短編集 | ナノ

 2





「き、聞きたくない…っ」

「あ゛?」

「聞かなくていい…!」

「………」


今のはムカッとした。ふられると思っているから、そんな事を言っているんだろうけど、まるで空を思っている俺のこの気持ちさえ否定されているようで、柄にもなく傷付く。


「おい、聞け」

「…やっ、」

「こら、空」


しかも仕舞いには、俺の声を遮断するように自分の手の平で両耳を塞ぎ出した。ギュッと強く目を瞑って、耳を塞ぎながらプルプル震えている空は本当に小動物のようだ。俺はそんな空を見て、はーと溜息を吐いた。


「馬鹿だなお前、」


俺が今吐いた悪態すら聞こえていないだろう。本当に空は俺を煽る天才だよ。空のこんな姿を見て、苛々を通り越して、ムラムラしてきたんだけど…。


「そういう馬鹿な所もひっくるめて、お前が好きだよ」


俺はそっと空の頬に手を添えて、ふっくらとした空の唇に自分の唇を重ねた。…色々経験しているというのに、これが空との初めてのキスだ。ムードもへったくれもねぇけどな。

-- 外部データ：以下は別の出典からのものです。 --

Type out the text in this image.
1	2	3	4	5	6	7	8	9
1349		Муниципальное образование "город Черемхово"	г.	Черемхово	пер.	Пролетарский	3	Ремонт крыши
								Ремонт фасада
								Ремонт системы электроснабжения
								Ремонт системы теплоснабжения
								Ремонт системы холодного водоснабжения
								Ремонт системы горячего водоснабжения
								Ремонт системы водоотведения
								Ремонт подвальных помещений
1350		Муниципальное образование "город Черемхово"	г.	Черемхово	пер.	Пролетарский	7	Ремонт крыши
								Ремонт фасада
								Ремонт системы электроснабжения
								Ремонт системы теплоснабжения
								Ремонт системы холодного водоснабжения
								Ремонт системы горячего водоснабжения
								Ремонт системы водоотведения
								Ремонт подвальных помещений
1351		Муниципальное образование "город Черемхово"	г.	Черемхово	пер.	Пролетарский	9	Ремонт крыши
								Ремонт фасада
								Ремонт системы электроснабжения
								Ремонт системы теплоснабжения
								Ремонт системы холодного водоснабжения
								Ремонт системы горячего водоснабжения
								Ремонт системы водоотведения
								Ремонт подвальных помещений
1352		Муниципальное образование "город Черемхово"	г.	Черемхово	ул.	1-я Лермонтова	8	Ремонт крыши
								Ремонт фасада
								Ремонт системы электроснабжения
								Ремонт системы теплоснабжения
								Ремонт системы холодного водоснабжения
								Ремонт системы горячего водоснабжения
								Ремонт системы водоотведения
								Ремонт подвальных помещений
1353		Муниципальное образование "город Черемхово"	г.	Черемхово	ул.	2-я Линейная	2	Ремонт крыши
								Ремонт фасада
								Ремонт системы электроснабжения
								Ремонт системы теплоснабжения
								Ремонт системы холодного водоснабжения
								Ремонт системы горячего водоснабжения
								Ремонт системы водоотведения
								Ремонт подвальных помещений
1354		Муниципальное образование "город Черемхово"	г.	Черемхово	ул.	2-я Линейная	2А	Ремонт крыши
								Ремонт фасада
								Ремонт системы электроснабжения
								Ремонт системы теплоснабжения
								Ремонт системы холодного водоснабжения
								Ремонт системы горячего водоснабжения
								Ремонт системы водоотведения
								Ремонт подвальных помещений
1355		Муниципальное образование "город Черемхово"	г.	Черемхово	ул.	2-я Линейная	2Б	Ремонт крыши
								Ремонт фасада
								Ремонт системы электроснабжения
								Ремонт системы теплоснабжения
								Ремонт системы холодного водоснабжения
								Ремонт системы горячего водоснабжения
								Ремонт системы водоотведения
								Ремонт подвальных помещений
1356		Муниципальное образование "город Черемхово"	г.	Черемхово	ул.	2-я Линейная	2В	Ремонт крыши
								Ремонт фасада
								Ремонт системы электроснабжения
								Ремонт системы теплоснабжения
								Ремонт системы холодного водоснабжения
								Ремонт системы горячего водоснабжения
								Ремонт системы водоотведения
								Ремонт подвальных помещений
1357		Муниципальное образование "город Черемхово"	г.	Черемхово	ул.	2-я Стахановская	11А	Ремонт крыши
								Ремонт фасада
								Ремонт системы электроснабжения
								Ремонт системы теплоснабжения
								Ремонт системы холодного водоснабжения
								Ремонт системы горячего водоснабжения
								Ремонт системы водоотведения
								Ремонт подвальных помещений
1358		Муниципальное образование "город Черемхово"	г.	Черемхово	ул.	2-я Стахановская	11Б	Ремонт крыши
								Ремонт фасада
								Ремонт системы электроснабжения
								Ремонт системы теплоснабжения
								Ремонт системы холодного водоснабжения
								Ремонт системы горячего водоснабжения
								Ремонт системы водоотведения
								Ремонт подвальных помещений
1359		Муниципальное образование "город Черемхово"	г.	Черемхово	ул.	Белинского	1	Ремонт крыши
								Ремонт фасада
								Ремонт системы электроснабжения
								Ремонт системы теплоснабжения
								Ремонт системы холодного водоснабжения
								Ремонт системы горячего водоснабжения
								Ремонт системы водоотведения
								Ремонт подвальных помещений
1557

軽く数秒間だけ触れ合って、最後にチュッと音を立てて唇を離す。唇を離したといっても、今の空との距離はわずか1センチくらいだろう。閉じていた目を開けて、空を見てみれば、真っ赤に頬を染めて俺を見ていた空と目が合った。


「目、閉じてたんじゃねぇのかよ?」


あーあ、見られちまったな、と喉の奥で笑いながら言えば、空は口をパクパクとまるで金魚のように開閉していた。


「き、…き、き、き…っ、」

「……き?」

「き、……き、す…」

「ああ、キスな。」


空が目を閉じたままだったら、もっと凄い事しようと思ってた。といけしゃあしゃあと言ってやれば、空は耳まで赤くなった。…本当に苛め甲斐のある奴だな。可愛い。


「…何で俺が空にキスしたと思う?」

「……な、んで?」

「ふ、質問を質問で返すなよ、ばーか」


空が戸惑っているのが手に取るように分かる。


「……で?何でしたと思う?」

「…い、嫌がらせ?」

「あ?嫌がらせでこんな事するかよ。次そんな事言ったら、犯すぞ」

「………っ、」


すると空は俺の着ている服をギュッと握り、おずおずといった感じで正解を導き出してくれた。


「陸も、…俺と一緒?」

「………」

「俺の事、好き、…なの?」


ああ、やべぇ。
可愛い過ぎるだろ、この子。襲ってしまいそうになるのを堪えて、不安そうに俺を見上げている空の頭をポンッと撫でる。


「そうだよ、俺も空の事が好きだ。」


頭に置いた手を、そのままクシャクシャっと髪の毛を掻き混ぜるように撫でながら、俺の気持ちを素直に伝えれば、空が息を呑んだのが分かった。


「空の事、愛しているんだ」

「…お、俺も、陸の事、好き…っ」

「何、泣いてるんだよお前」

「だって、だって…っ、」


嬉しい…っ、とポロポロと涙を零す空を見て、俺は笑った。小さく震える空の身体を抱き締めながら、俺は暫くこの幸せの余韻に浸っていた。